Dr. Otong Sulaeman, Rektor STAI Sadra Jakarta, mengajak melihat isu ini melalui lensa filsafat Islam, khususnya pemikiran Mulla Sadra. Menurut Sadra, setiap keberadaan adalah pancaran dari sebab yang melahirkannya. Dengan demikian, AI bukan sekadar mesin, melainkan refleksi dari niat, nilai, dan kepemimpinan manusia di balik penciptaannya.
Bagi para pemimpin, perspektif ini penting. Ancaman AI tidak hanya terletak pada algoritma, tetapi pada kualitas moral dan visi yang ditanamkan. Jika kepemimpinan menanamkan kebaikan, teknologi akan menjadi sarana kemajuan. Sebaliknya, jika yang dipancarkan adalah ambisi sempit, maka AI bisa menjadi ancaman nyata.
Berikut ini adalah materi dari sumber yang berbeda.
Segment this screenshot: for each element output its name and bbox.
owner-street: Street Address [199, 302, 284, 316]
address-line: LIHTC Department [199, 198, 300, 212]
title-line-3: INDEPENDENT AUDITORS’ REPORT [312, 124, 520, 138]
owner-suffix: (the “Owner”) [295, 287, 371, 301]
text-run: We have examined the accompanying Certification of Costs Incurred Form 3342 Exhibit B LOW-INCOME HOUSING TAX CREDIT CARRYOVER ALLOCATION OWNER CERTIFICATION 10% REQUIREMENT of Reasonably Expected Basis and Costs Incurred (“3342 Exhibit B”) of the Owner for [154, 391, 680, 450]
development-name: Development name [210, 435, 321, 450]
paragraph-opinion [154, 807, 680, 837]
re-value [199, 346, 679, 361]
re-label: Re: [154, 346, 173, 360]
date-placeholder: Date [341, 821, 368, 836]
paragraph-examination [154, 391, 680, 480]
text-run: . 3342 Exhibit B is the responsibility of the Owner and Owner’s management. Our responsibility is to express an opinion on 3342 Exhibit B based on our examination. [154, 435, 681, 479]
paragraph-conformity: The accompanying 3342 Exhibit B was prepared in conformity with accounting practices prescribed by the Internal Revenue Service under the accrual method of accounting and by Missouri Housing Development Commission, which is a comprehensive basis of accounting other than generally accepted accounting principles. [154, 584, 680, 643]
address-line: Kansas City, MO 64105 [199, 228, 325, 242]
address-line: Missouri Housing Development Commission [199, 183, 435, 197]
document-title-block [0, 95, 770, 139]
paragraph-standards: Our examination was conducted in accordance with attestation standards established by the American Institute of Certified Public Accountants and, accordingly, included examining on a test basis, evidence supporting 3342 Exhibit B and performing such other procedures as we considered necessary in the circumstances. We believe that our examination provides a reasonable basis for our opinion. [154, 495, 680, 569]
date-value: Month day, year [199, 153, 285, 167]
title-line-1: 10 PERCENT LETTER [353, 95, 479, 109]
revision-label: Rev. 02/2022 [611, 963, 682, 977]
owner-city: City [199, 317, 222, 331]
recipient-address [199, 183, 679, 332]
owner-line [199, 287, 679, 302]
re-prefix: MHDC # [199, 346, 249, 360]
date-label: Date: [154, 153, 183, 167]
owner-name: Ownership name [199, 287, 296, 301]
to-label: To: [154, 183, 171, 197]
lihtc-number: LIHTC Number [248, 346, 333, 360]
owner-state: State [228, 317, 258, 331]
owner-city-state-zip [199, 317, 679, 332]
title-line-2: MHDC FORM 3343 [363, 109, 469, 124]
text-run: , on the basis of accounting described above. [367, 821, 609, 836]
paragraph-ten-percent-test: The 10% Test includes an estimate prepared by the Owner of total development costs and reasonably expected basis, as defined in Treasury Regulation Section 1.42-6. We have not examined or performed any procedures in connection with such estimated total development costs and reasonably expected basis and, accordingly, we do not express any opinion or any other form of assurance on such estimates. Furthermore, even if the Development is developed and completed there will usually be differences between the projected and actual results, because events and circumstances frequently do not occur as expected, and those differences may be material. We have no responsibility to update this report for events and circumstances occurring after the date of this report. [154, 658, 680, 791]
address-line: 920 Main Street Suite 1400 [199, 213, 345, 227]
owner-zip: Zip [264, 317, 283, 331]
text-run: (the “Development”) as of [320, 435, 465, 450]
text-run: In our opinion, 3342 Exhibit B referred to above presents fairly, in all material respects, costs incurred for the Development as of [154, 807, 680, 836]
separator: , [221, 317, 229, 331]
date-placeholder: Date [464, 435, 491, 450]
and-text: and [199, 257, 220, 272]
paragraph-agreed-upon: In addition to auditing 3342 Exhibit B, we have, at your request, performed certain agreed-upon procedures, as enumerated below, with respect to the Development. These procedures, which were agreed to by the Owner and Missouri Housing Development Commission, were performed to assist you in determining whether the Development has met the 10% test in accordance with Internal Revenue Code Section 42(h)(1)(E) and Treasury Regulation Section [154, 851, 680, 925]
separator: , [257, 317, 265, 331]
Pelajaran utama bagi pemimpin masa kini adalah bahwa keberhasilan mengelola AI bergantung pada integritas, foresight, dan kemampuan membimbing masyarakat menghadapi perubahan. Kepemimpinan visioner bukan sekadar mengadopsi teknologi, tetapi memastikan bahwa teknologi mencerminkan nilai kemanusiaan.
Pada akhirnya, masa depan AI adalah cermin dari kepemimpinan kita. Teknologi akan menjadi ancaman atau peluang, tergantung pada arah moral dan strategi yang kita pilih.